Em ambientes democráticos, como o que temos aqui no Brasil, o truque não é engolido de forma automática nem pela população nem pela imprensa. É fato que parte da mídia vai simplesmente digerir qualquer ideia denominada de “combate à desinformação” como uma luta do bem contra o mal. Felizmente, não é isso o que acontece com a totalidade dos meios de comunicação e dos jornalistas.
A confusão na definição do que seja desinformação tem servido em diversos países autoritários para criar uma polícia de opinião ou ideologia baseada em argumentos puramente moralistas.
Uma das primeiras medidas apresentadas pelo novo Advogado Geral da União, Jorge Messias, foi uma nova estruturação de cargos e carreiras. Isso foi feito por meio do Decreto 11.3238/2023. O artigo 47 não passou incólume pelo escrutínio da imprensa. Ele cria a “Procuradoria Nacional da União de Defesa da Democracia”. Um nome e tanto, temos de reconhecer.
No inciso II vem a parte que causou estremecimento na opinião pública e obrigou a AGU a fazer uma nota pública explicativa. Uma das funções da procuradoria recém-criada é “representar a União, judicial e extrajudicialmente, em demandas e procedimentos para resposta e enfrentamento à desinformação sobre políticas públicas”.
Num primeiro momento, parece fruto de boas intenções. Mas existe um problema objetivo que é a definição de desinformação. Ela não existe no arcabouço jurídico brasileiro e, no debate público, tem sido simplificada até os limites da distorção completa. Um dos principais erros que temos cometido é absolutamente preocupante porque repete o vício presente em diversos regimes autoritários, confundimos desinformação com mentira ou informação errada. Parece só um detalhe, mas não é.
Num primeiro momento, parece fruto de boas intenções. Mas existe um problema objetivo que é a definição de desinformação.
A confusão na definição do que seja desinformação tem servido em diversos países autoritários para criar uma polícia de opinião ou ideologia baseada em argumentos puramente moralistas. Estar contra o governo é desinformar. Felizmente, não é tão fácil assim fazer esse truque em países democráticos, já que existe uma forte resistência.
Nos processos judiciais que já acompanhei, sobretudo naqueles que movi contra campanhas orquestradas para me difamar e sabotar no mercado de comunicação, não observei clareza do Poder Judiciário sobre a diferenciação dos conceitos de ofensa, mentira e desinformação.

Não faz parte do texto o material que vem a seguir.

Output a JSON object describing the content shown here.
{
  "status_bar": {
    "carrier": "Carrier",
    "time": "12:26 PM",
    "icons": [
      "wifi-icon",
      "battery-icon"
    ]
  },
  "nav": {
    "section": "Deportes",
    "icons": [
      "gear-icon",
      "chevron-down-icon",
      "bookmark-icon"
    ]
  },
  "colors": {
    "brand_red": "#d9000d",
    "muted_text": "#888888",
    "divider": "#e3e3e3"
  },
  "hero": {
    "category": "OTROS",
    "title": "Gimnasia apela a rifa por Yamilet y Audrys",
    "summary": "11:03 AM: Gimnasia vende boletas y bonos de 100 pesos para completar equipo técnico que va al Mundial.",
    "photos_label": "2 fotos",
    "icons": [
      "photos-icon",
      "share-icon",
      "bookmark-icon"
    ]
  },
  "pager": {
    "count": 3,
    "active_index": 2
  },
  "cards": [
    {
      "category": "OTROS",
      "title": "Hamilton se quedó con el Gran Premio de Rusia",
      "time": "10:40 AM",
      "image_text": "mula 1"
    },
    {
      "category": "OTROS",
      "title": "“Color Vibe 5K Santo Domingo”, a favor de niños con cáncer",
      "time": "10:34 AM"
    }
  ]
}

São ações profundamente diferentes e com consequências muito diferentes sobretudo na era digital. No entanto, ainda não é consenso o conhecimento sobre essas definições. Campanhas orquestradas de desinformação envolvendo vários influencers ligados comercialmente tendem a ser julgadas como uma ofensa comum, dessas proferidas por alguém que resolveu fazer um desabafo.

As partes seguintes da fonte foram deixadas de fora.